The earliest work playing at BAM is another folklore piece: 1977’s Trails, his third feature, made in the years after the Carnation Revolution ended the Estado Novo and unbottled Monteiro. Trails follows paths trod for generations. It begins as an ethnographic documentary on the collective memory of villagers—the oral tradition and music of Portugal’s Trás-os-Montes and Alto Douro province—then shades into fable fictions, with parallel stories of fugitive young lovers on the lam from patriarch-villains. Monteiro’s temperament is essentially poetic, and so his narratives obey rhyme above reason. One storyline has the lovely Branca-Flor pursued by a demon father out of medieval legend; another takes an anachronistic leap to encounter a distinctly 20th century slave-driving landowner and toadying priest.

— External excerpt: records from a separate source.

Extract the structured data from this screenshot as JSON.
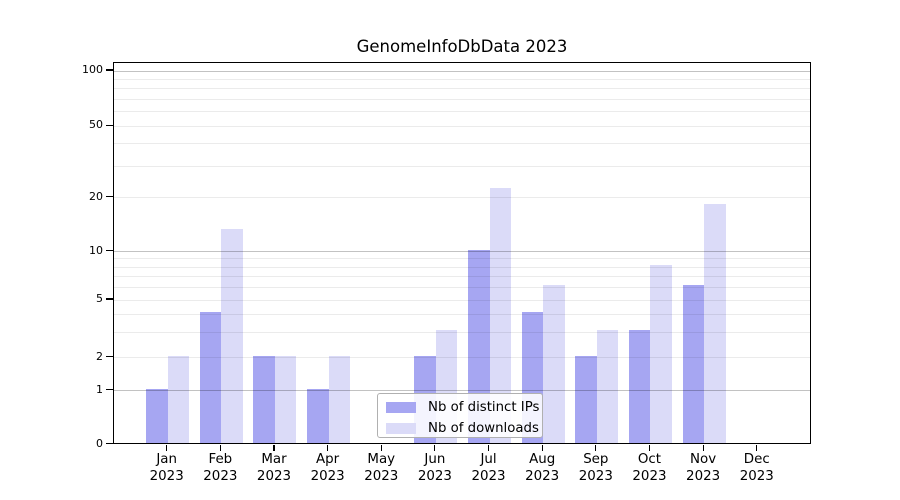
{
  "title": "GenomeInfoDbData 2023",
  "chart_data": {
    "type": "bar",
    "title": "GenomeInfoDbData 2023",
    "x_categories": [
      {
        "month": "Jan",
        "year": "2023"
      },
      {
        "month": "Feb",
        "year": "2023"
      },
      {
        "month": "Mar",
        "year": "2023"
      },
      {
        "month": "Apr",
        "year": "2023"
      },
      {
        "month": "May",
        "year": "2023"
      },
      {
        "month": "Jun",
        "year": "2023"
      },
      {
        "month": "Jul",
        "year": "2023"
      },
      {
        "month": "Aug",
        "year": "2023"
      },
      {
        "month": "Sep",
        "year": "2023"
      },
      {
        "month": "Oct",
        "year": "2023"
      },
      {
        "month": "Nov",
        "year": "2023"
      },
      {
        "month": "Dec",
        "year": "2023"
      }
    ],
    "series": [
      {
        "name": "Nb of distinct IPs",
        "color": "#a6a6f2",
        "values": [
          1,
          4,
          2,
          1,
          0,
          2,
          10,
          4,
          2,
          3,
          6,
          0
        ]
      },
      {
        "name": "Nb of downloads",
        "color": "#dbdbf8",
        "values": [
          2,
          13,
          2,
          2,
          0,
          3,
          22,
          6,
          3,
          8,
          18,
          0
        ]
      }
    ],
    "y_axis": {
      "scale": "symlog-like: linear 0 to 1, logarithmic above 1",
      "tick_labels": [
        "0",
        "1",
        "2",
        "5",
        "10",
        "20",
        "50",
        "100"
      ],
      "ticks": [
        0,
        1,
        2,
        5,
        10,
        20,
        50,
        100
      ],
      "major_gridlines": [
        1,
        10,
        100
      ],
      "minor_gridlines": [
        2,
        3,
        4,
        5,
        6,
        7,
        8,
        9,
        20,
        30,
        40,
        50,
        60,
        70,
        80,
        90
      ],
      "ylim": [
        0,
        110
      ]
    },
    "grid": "horizontal only",
    "legend_position": "inside axes, lower center-left",
    "colors": {
      "ips_bar": "#a6a6f2",
      "downloads_bar": "#dbdbf8",
      "axis": "#000000",
      "major_grid": "rgba(0,0,0,0.24)",
      "minor_grid": "rgba(0,0,0,0.08)"
    }
  }
}
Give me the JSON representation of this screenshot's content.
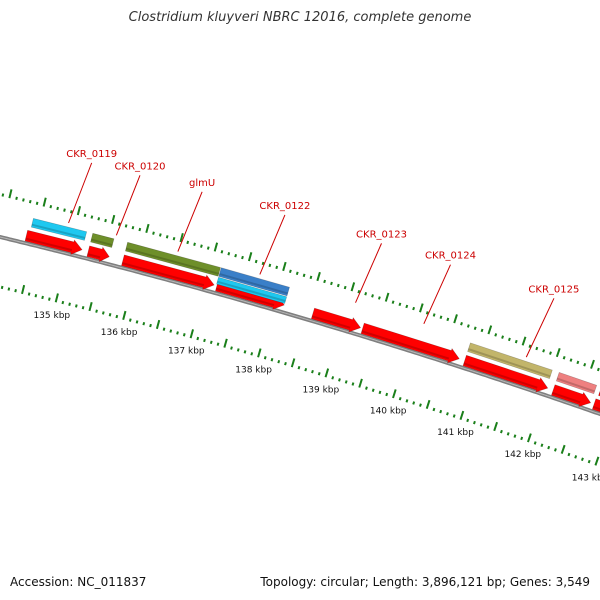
{
  "title": "Clostridium kluyveri NBRC 12016, complete genome",
  "footer": {
    "accession": "Accession: NC_011837",
    "stats": "Topology: circular; Length: 3,896,121 bp; Genes: 3,549"
  },
  "colors": {
    "cds": "#ff0000",
    "backbone": "#7f7f7f",
    "tick": "#1a7f1a",
    "label": "#cc0000",
    "cyan_feature": "#1ec8f0",
    "olive_feature": "#6e8f2a",
    "blue_feature": "#3a7fc8",
    "khaki_feature": "#c2b56a",
    "pink_feature": "#ee8080"
  },
  "scale": {
    "unit": "kbp",
    "ticks": [
      {
        "kbp": 135,
        "label": "135 kbp"
      },
      {
        "kbp": 136,
        "label": "136 kbp"
      },
      {
        "kbp": 137,
        "label": "137 kbp"
      },
      {
        "kbp": 138,
        "label": "138 kbp"
      },
      {
        "kbp": 139,
        "label": "139 kbp"
      },
      {
        "kbp": 140,
        "label": "140 kbp"
      },
      {
        "kbp": 141,
        "label": "141 kbp"
      },
      {
        "kbp": 142,
        "label": "142 kbp"
      },
      {
        "kbp": 143,
        "label": "143 kbp"
      }
    ]
  },
  "gene_labels": [
    {
      "text": "CKR_0119",
      "pos_kbp": 134.9
    },
    {
      "text": "CKR_0120",
      "pos_kbp": 135.6
    },
    {
      "text": "glmU",
      "pos_kbp": 136.5
    },
    {
      "text": "CKR_0122",
      "pos_kbp": 137.7
    },
    {
      "text": "CKR_0123",
      "pos_kbp": 139.1
    },
    {
      "text": "CKR_0124",
      "pos_kbp": 140.1
    },
    {
      "text": "CKR_0125",
      "pos_kbp": 141.6
    }
  ],
  "features": [
    {
      "track": "gene",
      "start_kbp": 134.36,
      "end_kbp": 135.18,
      "color": "cds"
    },
    {
      "track": "gene",
      "start_kbp": 135.27,
      "end_kbp": 135.58,
      "color": "cds"
    },
    {
      "track": "gene",
      "start_kbp": 135.78,
      "end_kbp": 137.12,
      "color": "cds"
    },
    {
      "track": "gene",
      "start_kbp": 137.16,
      "end_kbp": 138.15,
      "color": "cds"
    },
    {
      "track": "gene",
      "start_kbp": 138.57,
      "end_kbp": 139.27,
      "color": "cds"
    },
    {
      "track": "gene",
      "start_kbp": 139.3,
      "end_kbp": 140.72,
      "color": "cds"
    },
    {
      "track": "gene",
      "start_kbp": 140.8,
      "end_kbp": 142.02,
      "color": "cds"
    },
    {
      "track": "gene",
      "start_kbp": 142.1,
      "end_kbp": 142.65,
      "color": "cds"
    },
    {
      "track": "gene",
      "start_kbp": 142.7,
      "end_kbp": 143.2,
      "color": "cds"
    },
    {
      "track": "product1",
      "start_kbp": 134.4,
      "end_kbp": 135.18,
      "color": "cyan_feature"
    },
    {
      "track": "product1",
      "start_kbp": 135.27,
      "end_kbp": 135.58,
      "color": "olive_feature"
    },
    {
      "track": "product1",
      "start_kbp": 135.78,
      "end_kbp": 137.14,
      "color": "olive_feature"
    },
    {
      "track": "product1",
      "start_kbp": 137.15,
      "end_kbp": 138.15,
      "color": "blue_feature"
    },
    {
      "track": "product2",
      "start_kbp": 137.15,
      "end_kbp": 138.15,
      "color": "cyan_feature"
    },
    {
      "track": "product1",
      "start_kbp": 140.8,
      "end_kbp": 142.0,
      "color": "khaki_feature"
    },
    {
      "track": "product1",
      "start_kbp": 142.1,
      "end_kbp": 142.65,
      "color": "pink_feature"
    },
    {
      "track": "product1",
      "start_kbp": 142.72,
      "end_kbp": 143.2,
      "color": "cds"
    }
  ]
}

Each shot of Trails is a fresh draught of the Portuguese countryside’s variegated natural beauty. His next feature, Silvestre (1982), is a work of stunning studio artifice. A mewling fadista singer opens this hybrid of two 15th century Portuguese texts, a grudge match between a Bluebeard demon and a chaste gentlewoman who disguises herself as a knight errant (played by 17-year-old Maria de Medeiros, Botticelli-beautiful in her first film). It looks the way an illiterate shepherd who’s never seen a movie might visualize a storyteller’s campfire tale. The backgrounds are otherworldly, forward-projected tapestries of landscape; the cross-sectioned sets and huddled blocking create Sienese School cinematography.

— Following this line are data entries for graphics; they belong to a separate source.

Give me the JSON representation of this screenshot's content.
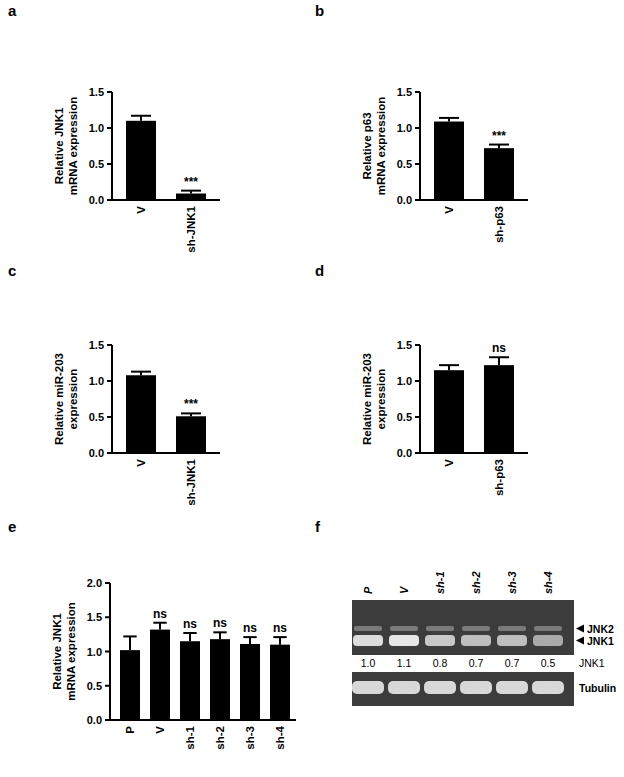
{
  "chart_data": [
    {
      "type": "bar",
      "title": "a",
      "y_label": [
        "Relative JNK1",
        "mRNA expression"
      ],
      "categories": [
        "V",
        "sh-JNK1"
      ],
      "values": [
        1.1,
        0.09
      ],
      "errors": [
        0.07,
        0.04
      ],
      "annotations": [
        null,
        "***"
      ],
      "color": "#000000",
      "ylim": [
        0,
        1.5
      ],
      "yticks": [
        {
          "value": 0,
          "label": "0.0"
        },
        {
          "value": 0.5,
          "label": "0.5"
        },
        {
          "value": 1,
          "label": "1.0"
        },
        {
          "value": 1.5,
          "label": "1.5"
        }
      ],
      "grid": false
    },
    {
      "type": "bar",
      "title": "b",
      "y_label": [
        "Relative p63",
        "mRNA expression"
      ],
      "categories": [
        "V",
        "sh-p63"
      ],
      "values": [
        1.09,
        0.72
      ],
      "errors": [
        0.05,
        0.05
      ],
      "annotations": [
        null,
        "***"
      ],
      "color": "#000000",
      "ylim": [
        0,
        1.5
      ],
      "yticks": [
        {
          "value": 0,
          "label": "0.0"
        },
        {
          "value": 0.5,
          "label": "0.5"
        },
        {
          "value": 1,
          "label": "1.0"
        },
        {
          "value": 1.5,
          "label": "1.5"
        }
      ],
      "grid": false
    },
    {
      "type": "bar",
      "title": "c",
      "y_label": [
        "Relative miR-203",
        "expression"
      ],
      "categories": [
        "V",
        "sh-JNK1"
      ],
      "values": [
        1.08,
        0.51
      ],
      "errors": [
        0.05,
        0.04
      ],
      "annotations": [
        null,
        "***"
      ],
      "color": "#000000",
      "ylim": [
        0,
        1.5
      ],
      "yticks": [
        {
          "value": 0,
          "label": "0.0"
        },
        {
          "value": 0.5,
          "label": "0.5"
        },
        {
          "value": 1,
          "label": "1.0"
        },
        {
          "value": 1.5,
          "label": "1.5"
        }
      ],
      "grid": false
    },
    {
      "type": "bar",
      "title": "d",
      "y_label": [
        "Relative miR-203",
        "expression"
      ],
      "categories": [
        "V",
        "sh-p63"
      ],
      "values": [
        1.15,
        1.22
      ],
      "errors": [
        0.07,
        0.11
      ],
      "annotations": [
        null,
        "ns"
      ],
      "color": "#000000",
      "ylim": [
        0,
        1.5
      ],
      "yticks": [
        {
          "value": 0,
          "label": "0.0"
        },
        {
          "value": 0.5,
          "label": "0.5"
        },
        {
          "value": 1,
          "label": "1.0"
        },
        {
          "value": 1.5,
          "label": "1.5"
        }
      ],
      "grid": false
    },
    {
      "type": "bar",
      "title": "e",
      "y_label": [
        "Relative JNK1",
        "mRNA expression"
      ],
      "categories": [
        "P",
        "V",
        "sh-1",
        "sh-2",
        "sh-3",
        "sh-4"
      ],
      "values": [
        1.02,
        1.32,
        1.15,
        1.18,
        1.11,
        1.1
      ],
      "errors": [
        0.2,
        0.1,
        0.12,
        0.1,
        0.1,
        0.11
      ],
      "annotations": [
        null,
        "ns",
        "ns",
        "ns",
        "ns",
        "ns"
      ],
      "color": "#000000",
      "ylim": [
        0,
        2
      ],
      "yticks": [
        {
          "value": 0,
          "label": "0.0"
        },
        {
          "value": 0.5,
          "label": "0.5"
        },
        {
          "value": 1,
          "label": "1.0"
        },
        {
          "value": 1.5,
          "label": "1.5"
        },
        {
          "value": 2,
          "label": "2.0"
        }
      ],
      "grid": false
    },
    {
      "type": "blot",
      "title": "f",
      "categories": [
        "P",
        "V",
        "sh-1",
        "sh-2",
        "sh-3",
        "sh-4"
      ],
      "values": [
        1.0,
        1.1,
        0.8,
        0.7,
        0.7,
        0.5
      ],
      "value_labels": [
        "1.0",
        "1.1",
        "0.8",
        "0.7",
        "0.7",
        "0.5"
      ],
      "value_name": "JNK1",
      "bands": [
        "JNK2",
        "JNK1"
      ],
      "loading_control": "Tubulin",
      "data_labels": true
    }
  ]
}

Monteiro debuts as his own leading man in 1989’s Recollections of the Yellow House. His alter ego João de Deus is a world-weary, chain-smoking, pubic-hair-collecting girl watcher who will be reincarnated in films to come. With his vulture-like countenance, weedy hermit’s frame, and exquisite gestures, Monteiro cuts a figure fit for silent film comedy. At the center of House is João’s Peeping Tom fixation on his landlady’s daughter, who lives down the hall from his own ascetic cell, decorated only by an Erich von Stroheim poster. Von Stroheim’s S & M image will eventually possess de Deus, as will Max Schreck’s Nosferatu—transformations that make as much narrative sense as the fact that João, who ends this film in the asylum, reappears as an ice cream parlor manager at the start of God’s Comedy (1995). More than a storyline, what runs between House and its “sequels” is a mood and style: Microscopic gags, epic runtimes, erratic plots, perfectly snipped-off long takes, and dreamy sensuality—de Deus is not a great seducer, but the films are perfumed with his love of women.

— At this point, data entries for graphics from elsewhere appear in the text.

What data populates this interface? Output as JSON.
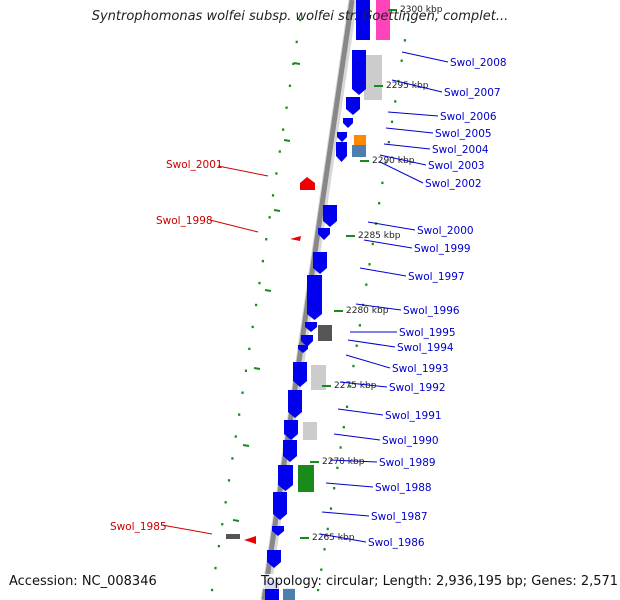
{
  "title": "Syntrophomonas wolfei subsp. wolfei str. Goettingen, complet...",
  "accession": "Accession: NC_008346",
  "topology": "Topology: circular; Length: 2,936,195 bp; Genes: 2,571",
  "colors": {
    "forward_gene": "#0000ee",
    "reverse_label": "#cc0000",
    "forward_label": "#0000cc",
    "backbone": "#888888",
    "tick": "#1a8a1a"
  },
  "kbp_ticks": [
    {
      "label": "2300 kbp"
    },
    {
      "label": "2295 kbp"
    },
    {
      "label": "2290 kbp"
    },
    {
      "label": "2285 kbp"
    },
    {
      "label": "2280 kbp"
    },
    {
      "label": "2275 kbp"
    },
    {
      "label": "2270 kbp"
    },
    {
      "label": "2265 kbp"
    }
  ],
  "genes_right": [
    {
      "label": "Swol_2008"
    },
    {
      "label": "Swol_2007"
    },
    {
      "label": "Swol_2006"
    },
    {
      "label": "Swol_2005"
    },
    {
      "label": "Swol_2004"
    },
    {
      "label": "Swol_2003"
    },
    {
      "label": "Swol_2002"
    },
    {
      "label": "Swol_2000"
    },
    {
      "label": "Swol_1999"
    },
    {
      "label": "Swol_1997"
    },
    {
      "label": "Swol_1996"
    },
    {
      "label": "Swol_1995"
    },
    {
      "label": "Swol_1994"
    },
    {
      "label": "Swol_1993"
    },
    {
      "label": "Swol_1992"
    },
    {
      "label": "Swol_1991"
    },
    {
      "label": "Swol_1990"
    },
    {
      "label": "Swol_1989"
    },
    {
      "label": "Swol_1988"
    },
    {
      "label": "Swol_1987"
    },
    {
      "label": "Swol_1986"
    }
  ],
  "genes_left": [
    {
      "label": "Swol_2001"
    },
    {
      "label": "Swol_1998"
    },
    {
      "label": "Swol_1985"
    }
  ]
}
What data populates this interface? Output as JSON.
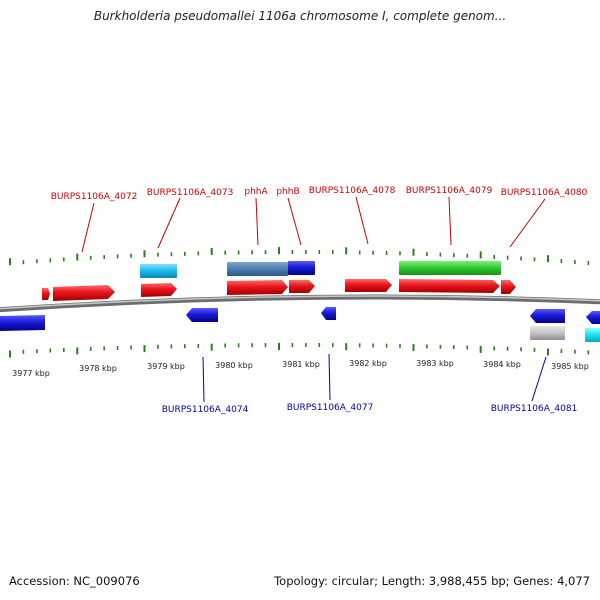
{
  "title": "Burkholderia pseudomallei 1106a chromosome I, complete genom...",
  "footer": {
    "accession": "Accession: NC_009076",
    "summary": "Topology: circular; Length: 3,988,455 bp; Genes: 4,077"
  },
  "scale_labels": [
    "3977 kbp",
    "3978 kbp",
    "3979 kbp",
    "3980 kbp",
    "3981 kbp",
    "3982 kbp",
    "3983 kbp",
    "3984 kbp",
    "3985 kbp"
  ],
  "upper_labels": [
    "BURPS1106A_4072",
    "BURPS1106A_4073",
    "phhA",
    "phhB",
    "BURPS1106A_4078",
    "BURPS1106A_4079",
    "BURPS1106A_4080"
  ],
  "lower_labels": [
    "BURPS1106A_4074",
    "BURPS1106A_4077",
    "BURPS1106A_4081"
  ],
  "colors": {
    "forward_label": "#cc0000",
    "reverse_label": "#0000aa",
    "forward_gene": "#e8141c",
    "reverse_gene": "#1a1ad6",
    "tick": "#2e7d1e",
    "backbone": "#8a8a8a"
  }
}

João de Deus—John of God—shares his name with a Portuguese saint. It’s one of Monteiro’s many ironies that his films, in their hush and solitude, have a sense of the sacred to go with their transgressor director’s small-c catholic pantheon. Hips of J.W. even approaches theological debate… not over the lord versus the devil but over that 20th century God, John Wayne, and ends with Monteiro “saved from the blessings of civilization.”
Come and Go is the director’s lucid fade-out, made—like Wayne’s The Shootist!—as he was dying of cancer. Monteiro, decrepit and guru-like in illness, plays “João Vuvu,” a widower blown along by his own verbal gusts, his sole daily activity a floating bus-ride and its random encounters on the way to pass the afternoon in a sun-dappled park. Monteiro had a passion for filming natural light in flux. This, and Monteiro’s lingering awareness of mortality, may explain the heightened sense you get from these films that everything you’re seeing is happening only this one time. Monteiro was gone once Come and Go premiered. His epitaph, typical of his peculiar ecstatic pessimism, was already written in God’s Wedding (1999): “I will be dust, but dust in love.”